The majority of these stories were well written, however I found some to be the type of pointless retelling that so many of us have when we get home ‘first I went here, then I did this, then we went to bed, then I got up and did it all over again’.  This was the fine line ‘Song for the Road’ trod, between being an entertaining romp through other peoples travels, and being a boring recounting of the same trips many of us had taken. This is also what made this book so enjoyable and accessible, that I could relate to these stories and see my own in them.

Thursday, 9 August 2012

Daughter of Smoke and Bone

Daughter of Smoke and Bone – Laini Taylor
This genre has seen a resurgence in the past few years – however the majority of those books on the top ten lists contain at least one of the walking dead. Not so Laini Taylor’s latest novel, ‘Daughter of Smoke and Bone. Set in Prague we follow Karou, a young woman with extraordinary artistic talent and shockingly bright hair who hides a considerable secret.
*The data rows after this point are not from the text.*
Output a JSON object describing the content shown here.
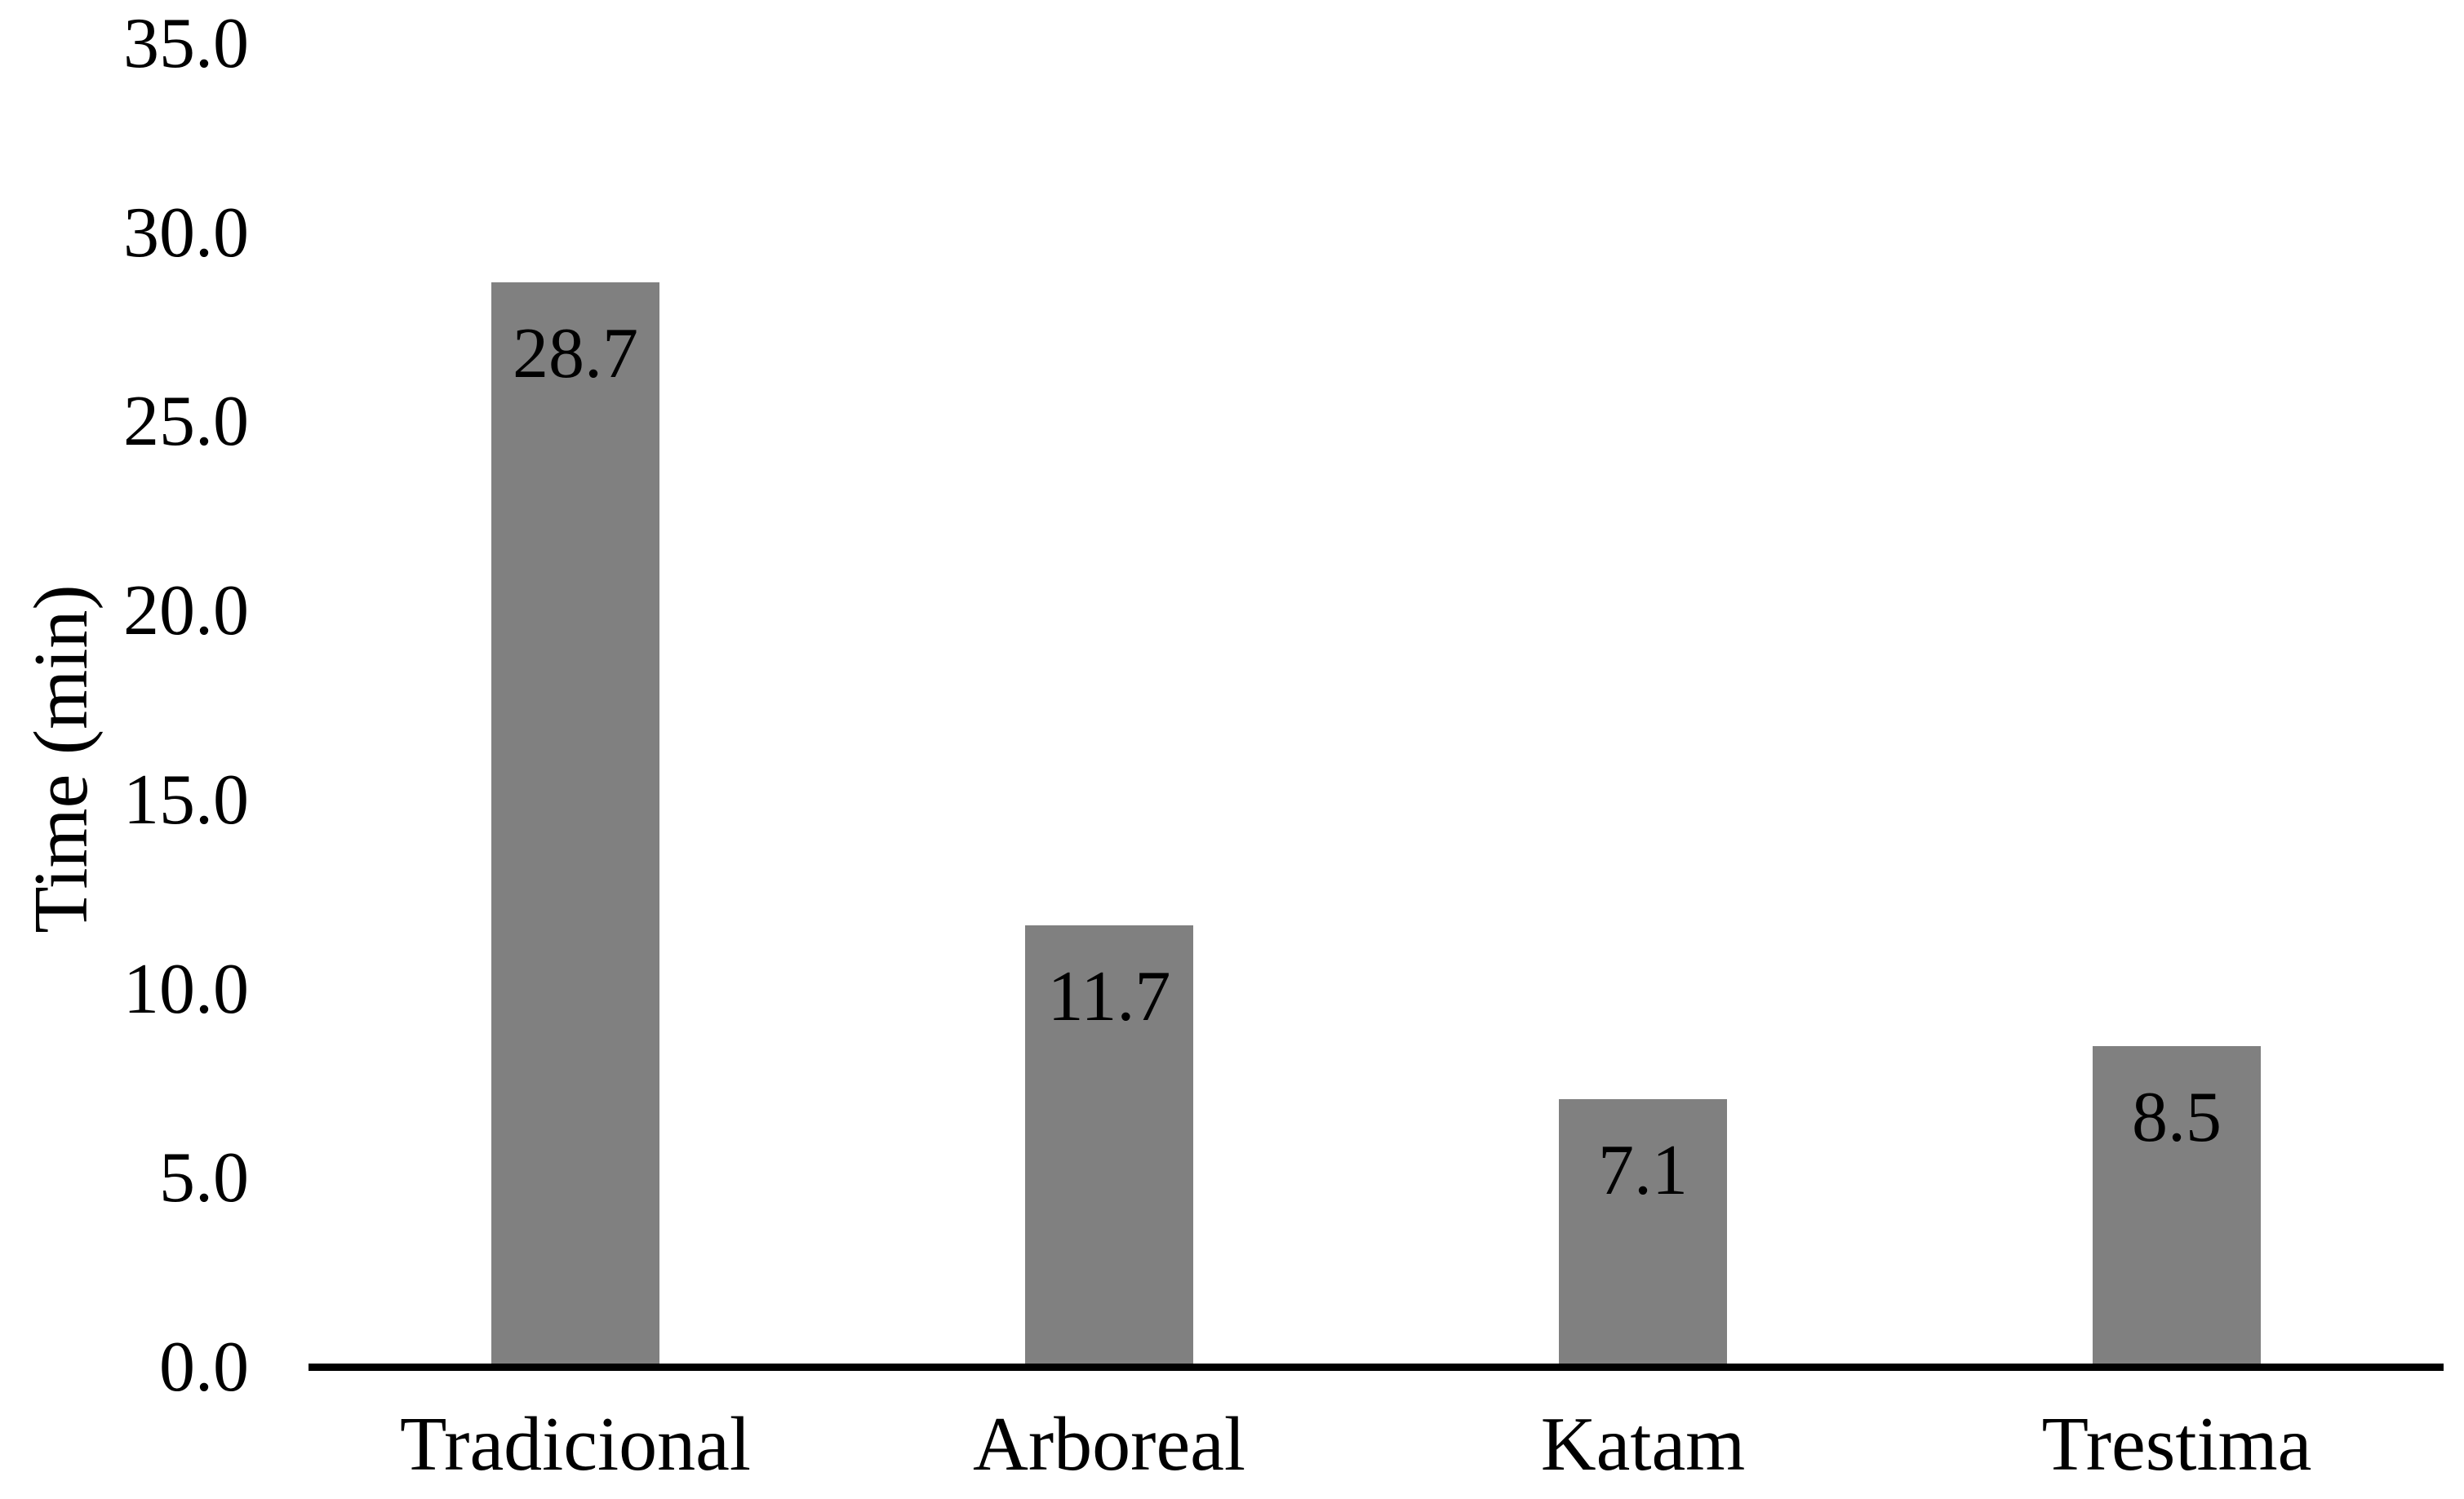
{
  "chart_data": {
    "type": "bar",
    "categories": [
      "Tradicional",
      "Arboreal",
      "Katam",
      "Trestima"
    ],
    "values": [
      28.7,
      11.7,
      7.1,
      8.5
    ],
    "data_labels": [
      "28.7",
      "11.7",
      "7.1",
      "8.5"
    ],
    "title": "",
    "xlabel": "",
    "ylabel": "Time (min)",
    "ylim": [
      0,
      35
    ],
    "ytick_step": 5,
    "ytick_labels": [
      "0.0",
      "5.0",
      "10.0",
      "15.0",
      "20.0",
      "25.0",
      "30.0",
      "35.0"
    ],
    "grid": false,
    "legend": false,
    "bar_color": "#808080",
    "axis_line_color": "#000000",
    "text_color": "#000000",
    "background_color": "#ffffff"
  }
}
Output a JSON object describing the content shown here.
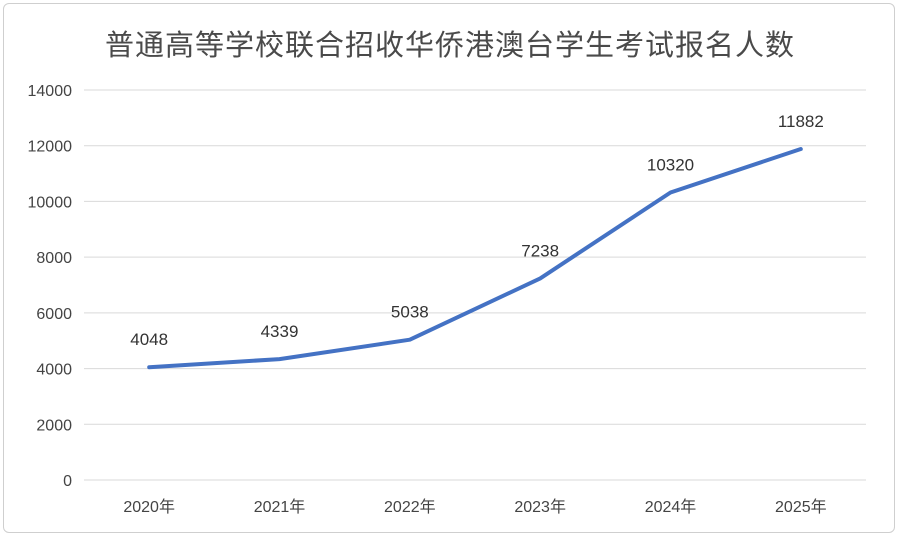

Raised by a chimera, or demon, named Brimstone and the motley crew which composes her family, Karou is a young woman who exists between worlds. Sent on errand after errand to collect human teeth for Brimstone, yet never knowing why, Taylor leads her readers into the labyrinth and mystery of the world that exists just beyond Karou’s understanding – where does the forbidden door in Brimstone’s lair lead? Why does he need teeth??
All these questions fade into the background as the doorways into Brimstone’s world begin to close, leaving Karou locked on the outside with no idea where her family has disappeared to. What’s more, an angelic warrior named Akiva is shadowing her – but for good or ill? I thoroughly enjoyed this novel, the first in a trilogy. The writing is intelligent and the plot is exciting in a way that only an original idea such as this can be. At its core this is a novel that questions what we know of good and evil, right and wrong, and the lengths a people will go to in order to protect and maintain their way of life.